Nine startups competed for $60,000 in prizes today at Duke and North Carolina Central University’s pitch: A competition for Black founders virtual event. All teams were led by Black founders, and they included U.S. companies in market verticals spanning vacation travel, hair devices, blockchain, healthcare and more.
The virtual event was split into two competitions, one for idea-stage ventures and one for traction-stage ventures.
Charlotte-based BatteryXchange won second place for the traction track, earning $15,000 in funding. BatteryXchange offers a battery rental kiosk solution for charging cell phones on the go.
The first-place winner was California-headquartered Sayenza Bio, a life science company automating the processing of fat tissue to create injectable stem cells for regenerative medicine. Atlanta-based BrightPay took third place for its healthcare-focused platform to reduce medical debt and prevent patients from experiencing unexpected costs. The teams won $25,000 and $10,000, respectively.
BatteryXchange Founder and CEO Desmond Wiggan was inspired to create his startup when he found himself stranded with a dead phone, unable to call his wife or an Uber to get home.

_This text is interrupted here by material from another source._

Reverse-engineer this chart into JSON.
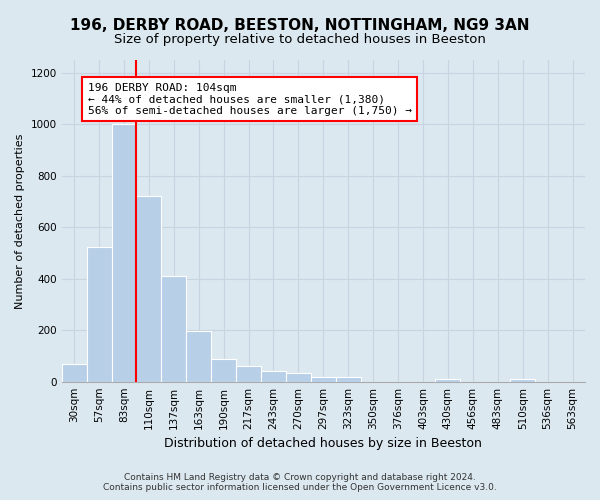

“It was through this that I started to say, why isn’t there a more convenient way for you to charge your cell phone while you’re on the go?” Wiggan said. “I started to look at this holistically and saw that there was an increased user reliance on our cell phones because it’s our lifeline, to connecting to loved ones, using our applications and basically maneuvering throughout our day.”
Traditional charging stations don’t solve the problem because they’re often too far away or don’t even work, Wiggan said. BatteryXchange provides a kiosk machine in which users simply download an app, rent a battery and then return the battery to the kiosk.
“We flip the sharing economy on its head,” Wiggan said. “No longer does the end user have to pay for this. There’s a subscription to the partner in the location.”
BatteryXchange has already raised $450,000 and is planning a seed round for $2.5 million in Q4.
In the idea-stage category, Chicago’s universal sizing shopping platform Tylmen Tech claimed third place for $2,000, Denver-HQed travel app Trameter came in second at $3,000 and Cambridge-based Privy Photos secured the first place $5,000 prize.
Privy Founder Maya Brooks started off her presentation by asking how many of participants had ever taken a photograph they’d never want on the front page of The New York Times.
“Unfiltered connection and intimacy, these are basic human needs,” Brooks said. “And over the last 15 years, we’ve used technology to share our most intimate moments with friends, family and romantic partners. The issue is we don’t have any control of the content we send after we send it.”
The consequences from a leaked private photograph can be devastating, especially for women dealing with image-based sexual abuse.
Brooks’ solution is a blockchain-enabled secure messaging platform that gives users complete control over their most intimate photographs. Privy will operate under a subscription model with an extended functionality premium plan of just $1.99 a month.
There are 3 billion people on mobile messaging apps today, and 70 percent of people are interested in using a new product to protect their photos, creating an addressable market of 2.1 billion users, Brooks said.
Joel Bailon of Cisco, the event’s grand prize sponsor, explained the judges’ reasoning for picking Privy for the idea-stage award: “It was in large part due to the construction or the approach of the team, and I think at this stage that’s going to be one of the most important factors.”
The pitch competition’s judges engaged in vigorous debate before choosing who would ultimately leave the event with funding, but with so many different ideas, it could not be seen as a reflective ranking system, according to Bailon.
“The exciting thing about these types of competitions is you get to practice pitching your ideas, learn from others in terms of how they’re thinking about the world, the problem, and these different trends to refine your own thinking,” Bailon said. “The downside is when you’re looking at a broad swath of different opportunities, it’s not really an apples-to-apples comparison.”